One way to ensure that your genes survive is to make sure that you live long enough to reproduce.
Another way to ensure the survival or your genes is to make sure that your close relatives - your brothers, sisters, nieces, nephews, granddaughter and grandchildren survive.
This is where altruism comes in.
Darwin wrote about altruism and understood its importance. He noticed that worker bees risk their lives in order to keep their hives safe. He also noticed that some animals that live in social groups will make warning calls when the whole group is in danger, even though this means that the individual who makes the call is exposing itself to predators. Darwin said that this meant that natural selection works at the family level.
Much later, when scientists understood more about genetics, Richard Dawkins explained this behavior, which is known as "kin selection", as a way of ensuring the survival of genes.
Some scientists think that the reason some people, and other animals, become homosexual is so that, instead of caring for their own children, they can help raise the children of others. They help to ensure that their genes live on by helping to care for their nieces and nephews.
Human women may lose the ability to have children after a certain age so they can focus their time and energy on raising their grandchildren.
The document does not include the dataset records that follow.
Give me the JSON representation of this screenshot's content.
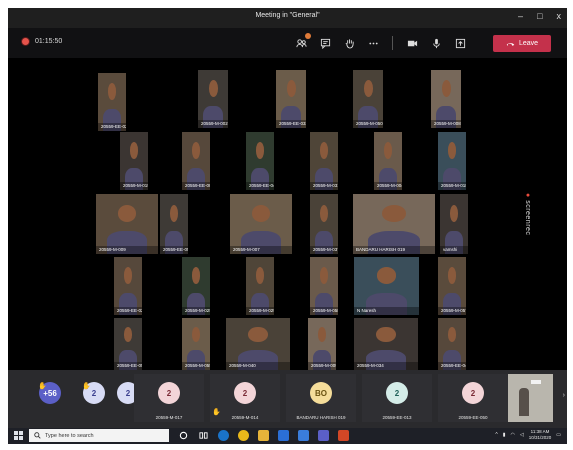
{
  "window": {
    "title": "Meeting in \"General\"",
    "controls": {
      "minimize": "–",
      "maximize": "□",
      "close": "x"
    }
  },
  "toolbar": {
    "timer": "01:15:50",
    "leave_label": "Leave",
    "icons": [
      "participants-icon",
      "chat-icon",
      "raise-hand-icon",
      "more-icon",
      "camera-icon",
      "mic-icon",
      "share-icon"
    ],
    "colors": {
      "leave": "#c4314b",
      "record": "#e5534b"
    }
  },
  "stage": {
    "tiles": [
      {
        "label": "20559-EE-026"
      },
      {
        "label": "20559-M-002"
      },
      {
        "label": "20559-EE-032"
      },
      {
        "label": "20559-M-050"
      },
      {
        "label": "20559-M-008"
      },
      {
        "label": "20559-M-019"
      },
      {
        "label": "20559-EE-002"
      },
      {
        "label": "20559-EE-043"
      },
      {
        "label": "20559-M-031"
      },
      {
        "label": "20559-M-004"
      },
      {
        "label": "20559-M-018"
      },
      {
        "label": "20559-M-009"
      },
      {
        "label": "20559-EE-054"
      },
      {
        "label": "20559-M-007"
      },
      {
        "label": "20559-M-037"
      },
      {
        "label": "BANDARU HARISH 019"
      },
      {
        "label": "vamshi"
      },
      {
        "label": "20559-EE-024"
      },
      {
        "label": "20559-M-025"
      },
      {
        "label": "20559-M-029"
      },
      {
        "label": "20559-M-058"
      },
      {
        "label": "N Naresh"
      },
      {
        "label": "20559-M-057"
      },
      {
        "label": "20559-EE-050"
      },
      {
        "label": "20559-M-055"
      },
      {
        "label": "20559-M-040"
      },
      {
        "label": "20559-M-009"
      },
      {
        "label": "20559-M-034"
      },
      {
        "label": "20559-EE-045"
      }
    ],
    "watermark": "screenrec"
  },
  "roster": {
    "items": [
      {
        "initials": "+56",
        "name": "",
        "bg": "#5b5fc7",
        "fg": "#ffffff"
      },
      {
        "initials": "2",
        "name": "",
        "bg": "#d8dcf5",
        "fg": "#3b3f8f"
      },
      {
        "initials": "2",
        "name": "",
        "bg": "#d8dcf5",
        "fg": "#3b3f8f"
      },
      {
        "initials": "2",
        "name": "20559-M-017",
        "bg": "#f3d5d8",
        "fg": "#7a2b36"
      },
      {
        "initials": "2",
        "name": "20559-M-014",
        "bg": "#f3d5d8",
        "fg": "#7a2b36"
      },
      {
        "initials": "BO",
        "name": "BANDARU HARISH 019",
        "bg": "#f5dd9a",
        "fg": "#6a5210"
      },
      {
        "initials": "2",
        "name": "20559-EE-013",
        "bg": "#d4ece8",
        "fg": "#20615a"
      },
      {
        "initials": "2",
        "name": "20559-EE-050",
        "bg": "#f3d5d8",
        "fg": "#7a2b36"
      }
    ]
  },
  "taskbar": {
    "search_placeholder": "Type here to search",
    "time": "11:38 AM",
    "date": "10/31/2020",
    "apps": [
      "cortana-icon",
      "task-view-icon",
      "edge-icon",
      "chrome-icon",
      "explorer-icon",
      "store-icon",
      "mail-icon",
      "teams-icon",
      "office-icon"
    ]
  }
}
A 2012 study performed in Finland, which examined birth and death records for about 200 years after 1700, showed that if a mother-in-law had a child at the same time as her daughter-in-law, the risk of the daughter-in-law's child dying young increased dramatically.
Cooperating with other members of your social group helps to ensure your own survival - whether you are a prey animal giving out a warning call in order to keep your family members out of danger or you are a predator, such as a wolf, a lioness or a chimpanzee, working with other members of your group during the hunt so that you can all have enough to eat and to feed your children.
Compassion for others is part of human prehistory. We know that Neanderthals, to whom humans are closely related, cared for their elderly and infirm. In a cave in Iraq, archeologists found the remains of a Neanderthal man who was crippled and possibly blinded when he was young and yet managed to live to an old age. He would not have lived that long without the care of others.
Unfortunately, in the past, the idea of "survival of the fittest" has been used as an excuse to deny help to the weak and to the poor. Darwin's theory of natural selection does not support such behavior.
Myth: Evolution involves a progression from worse to better.
Fact: This misconception comes from a common interpretation of the word "evolution" as meaning the gradual improvement of something over time. If I said, "I am evolving as an artist," you and I would both interpret this statement as meaning, "As I continue to studying and practicing my art , my knowledge of how to produce art increases and my artwork gets better.
As living things evolve, their genes have a greater chance of survival. This does not mean that the most recently evolved creatures are the smartest, the strongest or the most morally superior.
For example, bacteria are constantly evolving in response to human beings' use of antibiotics - this is why we now have problems with antibiotic-resistant bacteria. Because they multiply much faster than we do, these bacteria evolve much more quickly than humans do. The newest strain of bacteria is much younger than Homo sapiens is. That doesn't mean that bacteria are "superior" to humans.
Myth: Even scientists don't agree that evolution happened. Evolution is just a theory.
Fact: This is another instance where the same word is used in two different ways. In common speech, we sometimes use the word "theory" to mean, simply, an idea.
A scientific theory is different, however.
In science, a theory is a way of explaining something that is observed in nature - such as the existence of fossils or of vestigial organs in living things. A scientific theory must undergo rigorous testing before it is accepted as a theory. Evolution, for example, is supported by looking at how fossils are arranged in layers of sediment, by radiometric dating of fossils and by examining DNA.
Today, there is a consensus among scientists that all living things on Earth developed through the process of evolution.